La seule chose que je pourrais vous dire est que le film n'y répond pas formellement et qu'il est magnifique. D'une véracité rare, faite d'événements hétéroclites, d'une réflexivité telle qu'on la voit rarement au cinéma, mais d'un humour poignant qui nous questionne sur ces précédentes caractéristiques (entre autres). Le réalisateur, qui se met en scène en tant que conducteur du taxi, mais dans son propre rôle de réalisateur, nous fait également, comme le montre l'aspect contradictoire de cette phrase, nous poser des questions. Son côté rassurant, simple et silencieux, à l'instar d'un réalisateur de documentaire à l'écoute de ses protagonistes, sait nous tromper. Est-il vraiment dans un rôle ?
Bref, on comprend rapidement que ce film interroge dans une forme nouvelle les relations poreuses entre cinéma de fiction et documentaire. Parlons donc de cet aspect documentaire ! Comme une Satrapi qui anime un portrait de l'Iran de sa jeunesse (*Persepolis*, 2007), ou un Kiarostami qui filme un iranien se mettant en scène pour rêver de mettre en scène (*Close-Up*, 1990), Panahi nous parle de cette culture qui le censure : d'abord de la culture globale iranienne (de cette fille sortant de l'école qui porte le voile à l'importance du testament chez l'homme mourant et la femme qui tient à... l'héritage culturel), puis de l'environnement qui l'entoure quotidiennement donc le cinéma et sa représentation en Iran : du petit trafic de films hollywoodiens aux règles pour faire un film « diffusable ». Panahi, le pédagogue, nous invite par ailleurs à constater ce qui limite la production et l'inventivité cinématographique dans son pays, jusqu'à nous demander si son film sera lui aussi diffusable.

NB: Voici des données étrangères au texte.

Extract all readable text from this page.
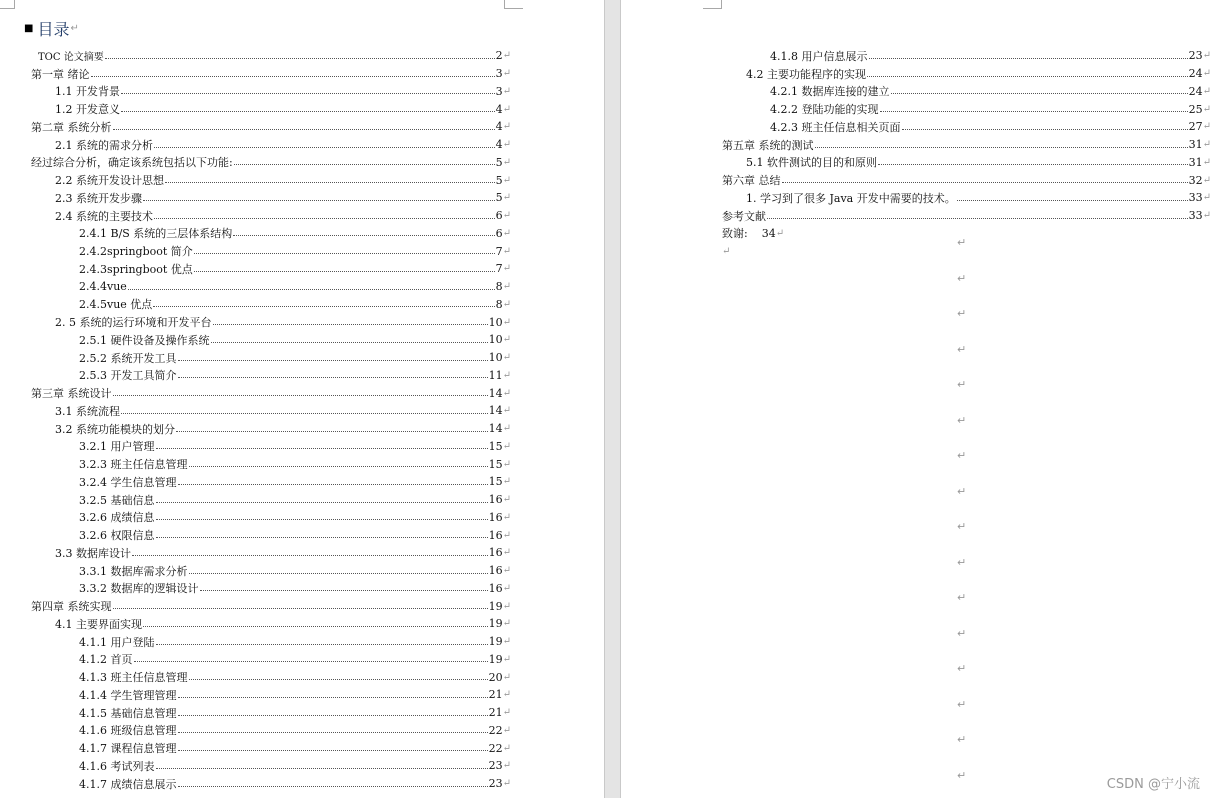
■ 目录 ↵
TOC 论文摘要	2 ↵
第一章 绪论	3 ↵
1.1 开发背景	3 ↵
1.2 开发意义	4 ↵
第二章 系统分析	4 ↵
2.1 系统的需求分析	4 ↵
经过综合分析，确定该系统包括以下功能:	5 ↵
2.2 系统开发设计思想	5 ↵
2.3 系统开发步骤	5 ↵
2.4 系统的主要技术	6 ↵
2.4.1 B/S 系统的三层体系结构	6 ↵
2.4.2springboot 简介	7 ↵
2.4.3springboot 优点	7 ↵
2.4.4vue	8 ↵
2.4.5vue 优点	8 ↵
2. 5 系统的运行环境和开发平台	10 ↵
2.5.1 硬件设备及操作系统	10 ↵
2.5.2 系统开发工具	10 ↵
2.5.3 开发工具简介	11 ↵
第三章 系统设计	14 ↵
3.1 系统流程	14 ↵
3.2 系统功能模块的划分	14 ↵
3.2.1 用户管理	15 ↵
3.2.3 班主任信息管理	15 ↵
3.2.4 学生信息管理	15 ↵
3.2.5 基础信息	16 ↵
3.2.6 成绩信息	16 ↵
3.2.6 权限信息	16 ↵
3.3 数据库设计	16 ↵
3.3.1 数据库需求分析	16 ↵
3.3.2 数据库的逻辑设计	16 ↵
第四章 系统实现	19 ↵
4.1 主要界面实现	19 ↵
4.1.1 用户登陆	19 ↵
4.1.2 首页	19 ↵
4.1.3 班主任信息管理	20 ↵
4.1.4 学生管理管理	21 ↵
4.1.5 基础信息管理	21 ↵
4.1.6 班级信息管理	22 ↵
4.1.7 课程信息管理	22 ↵
4.1.6 考试列表	23 ↵
4.1.7 成绩信息展示	23 ↵
4.1.8 用户信息展示	23 ↵
4.2 主要功能程序的实现	24 ↵
4.2.1 数据库连接的建立	24 ↵
4.2.2 登陆功能的实现	25 ↵
4.2.3 班主任信息相关页面	27 ↵
第五章 系统的测试	31 ↵
5.1 软件测试的目的和原则	31 ↵
第六章 总结	32 ↵
1. 学习到了很多 Java 开发中需要的技术。	33 ↵
参考文献	33 ↵
致谢: 34 ↵
↵
↵
↵
↵
↵
↵
↵
↵
↵
↵
↵
↵
↵
↵
↵
↵
↵
CSDN @宁小流
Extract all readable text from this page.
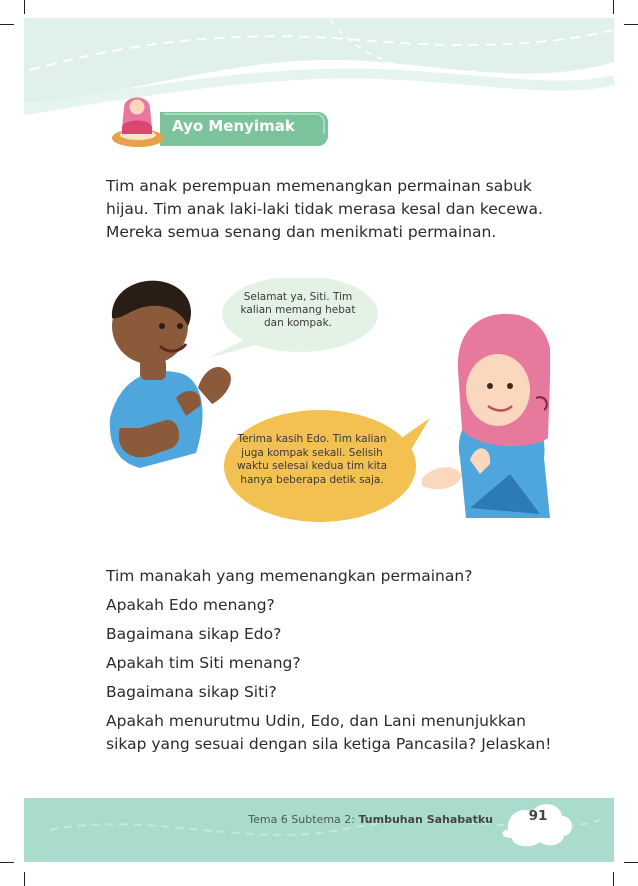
Ayo Menyimak

Tim anak perempuan memenangkan permainan sabuk hijau. Tim anak laki-laki tidak merasa kesal dan kecewa. Mereka semua senang dan menikmati permainan.

Selamat ya, Siti. Tim kalian memang hebat dan kompak.
Terima kasih Edo. Tim kalian juga kompak sekali. Selisih waktu selesai kedua tim kita hanya beberapa detik saja.
Tim manakah yang memenangkan permainan?
Apakah Edo menang?
Bagaimana sikap Edo?
Apakah tim Siti menang?
Bagaimana sikap Siti?
Apakah menurutmu Udin, Edo, dan Lani menunjukkan sikap yang sesuai dengan sila ketiga Pancasila? Jelaskan!
Tema 6 Subtema 2: Tumbuhan Sahabatku	91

Pour finir, on peut ajouter que le carton-générique de fin donne un sens fort au film sans l'en rendre dépendant (cette phrase vise à donner envie de voir le film jusqu'à sa dernière minute). Il ne faut pas hésiter à s'embarquer dans le parcours tranquille et tortueux du réalisateur, pour un petit moment de vrai qui fera doucement réfléchir. *Taxi Téhéran* de Jafar Panahi sortira en salles mercredi prochain (15/04/2015). A voir pour en apprendre plus sur Iran et la beauté de son cinéma, à voir pour en apprendre plus sur le cinéma en général, ou à voir quand on est simplement dans l'envie de voir un film drôle, intelligent et reposant (ce n'est pas le rythme séquentiel qui nous fatiguera, ici).